A egressa contesta a visão de que a proteção dos ecossistemas prejudica o crescimento econômico. Ela ressalta que existem áreas agrícolas que têm seu potencial produtivo reduzido devido ao manejo incorreto.
“Por exemplo, o desmatamento na Amazônia ocorre, em grande parte, para pastagens e criação de gado. Entretanto, o solo amazônico é arenoso e empobrecido, a floresta é responsável por mantê-lo rico. O deflorestamento deixa o solo pobre e seu potencial de produção é reduzido. Nesse sentido, é mais lucrativo preservar a vegetação. Além disso, a floresta Amazônica é responsável pelo regime de chuvas no Sul, Sudeste e Centro-oeste do Brasil, onde há alta produção agrícola que depende dessas precipitações”, informa.
A pesquisadora afirma que além da criação de leis efetivas e fiscalização, disponibilizar conhecimento para a população também é uma forma de garantir a proteção do meio ambiente.
Primeiro contato e relação a Unesp
Jaquelini conta que cresceu no interior e é filha de agricultores familiares.

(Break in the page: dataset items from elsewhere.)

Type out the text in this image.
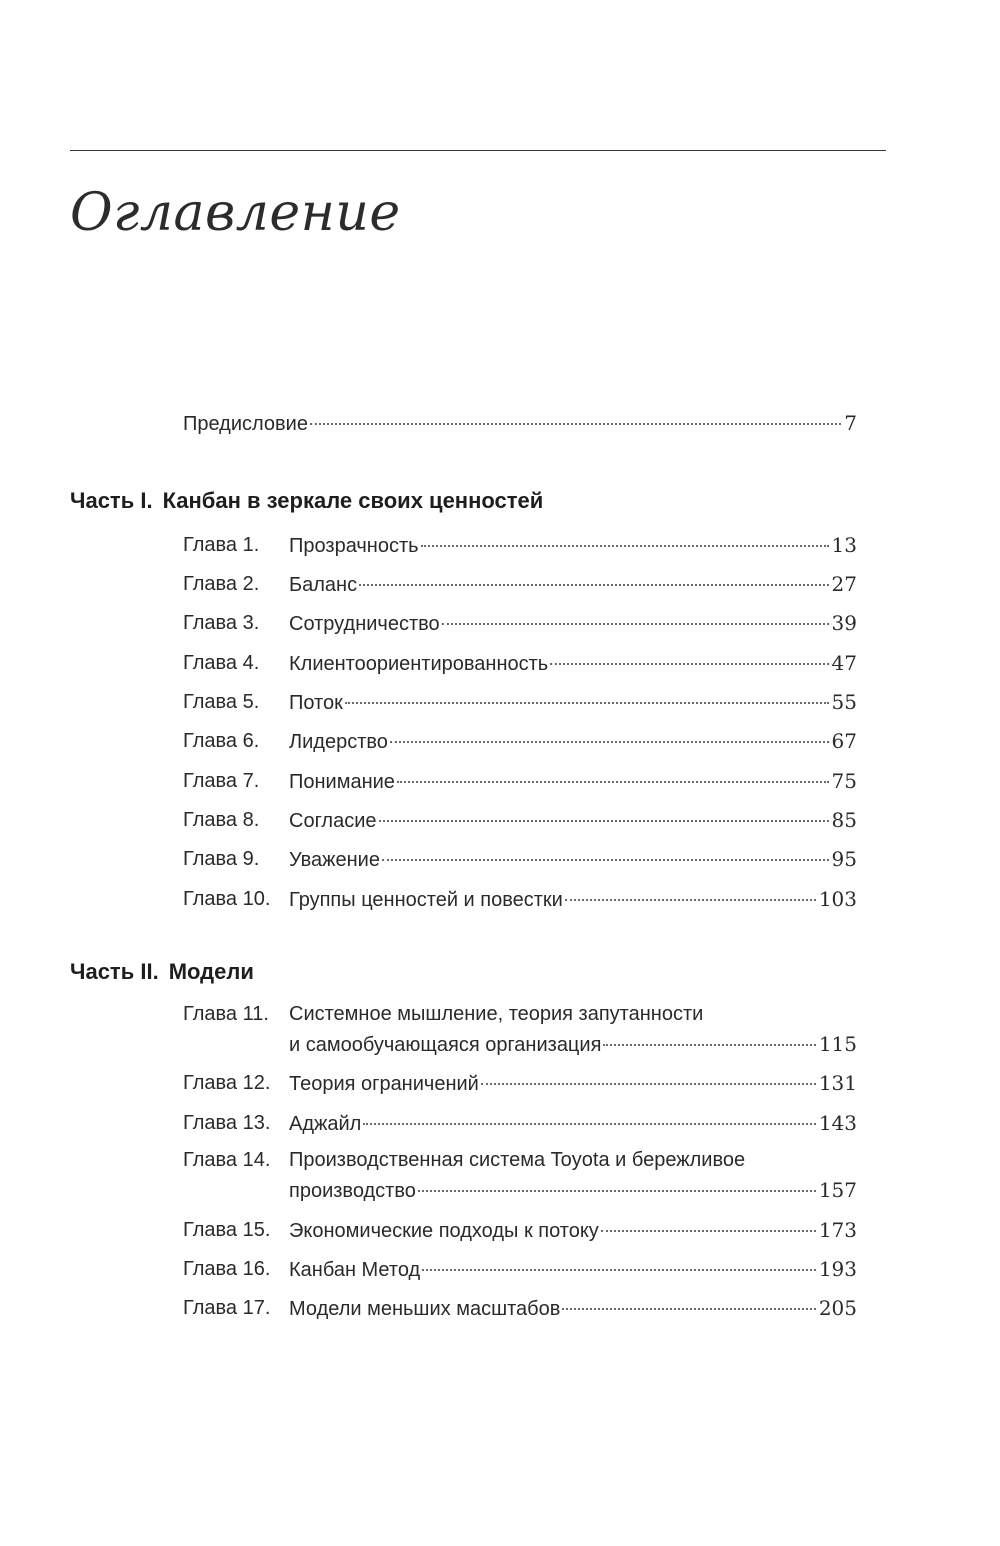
Оглавление
Предисловие	7
Часть I. Канбан в зеркале своих ценностей
Глава 1. Прозрачность	13
Глава 2. Баланс	27
Глава 3. Сотрудничество	39
Глава 4. Клиентоориентированность	47
Глава 5. Поток	55
Глава 6. Лидерство	67
Глава 7. Понимание	75
Глава 8. Согласие	85
Глава 9. Уважение	95
Глава 10. Группы ценностей и повестки	103
Часть II. Модели
Глава 11. Системное мышление, теория запутанности
и самообучающаяся организация	115
Глава 12. Теория ограничений	131
Глава 13. Аджайл	143
Глава 14. Производственная система Toyota и бережливое
производство	157
Глава 15. Экономические подходы к потоку	173
Глава 16. Канбан Метод	193
Глава 17. Модели меньших масштабов	205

Apesar de seus pais não terem tido acesso à educação formal, sempre a incentivaram a estudar. Ela conta que em sua cidade havia uma única escola pública e que a tendência era concluir o ensino médio e tentar entrar direto para o mercado de trabalho.
O seu contato inicial com a universidade foi por acaso. “Na época, a Unesp tinha um programa de incentivo às licenciaturas e uma das medidas era a distribuição de uma inscrição para cada escola pública do estado e o meu colégio recebeu uma que chegou até mim. Assim, me inscrevi no vestibular do câmpus mais próximo da minha casa, que era a Unesp de São José do Rio Preto e escolhi Ciências Biológicas”, relembra.
A cientista conta que não conhecia o câmpus e o curso, apenas sabia que se tratava de uma universidade de qualidade. Ela não passou neste vestibular, mas a oportunidade foi suficiente para ela se motivar e continuar tentando.
“O curso de Ciências Biológicas em São José do Rio Preto era e ainda é muito bem estruturado e bem avaliado por diversos indicadores nacionais e internacionais. Na minha época já havia moradia estudantil, o que foi importante porque eu precisava dessa e de outras políticas de permanência estudantil. Passei em 2006, durante o período, morei na moradia e recebi bolsa para estudantes carentes. Então, além de filha de agricultores, sou ‘filha’ também das políticas de permanência estudantil da Unesp”, declara.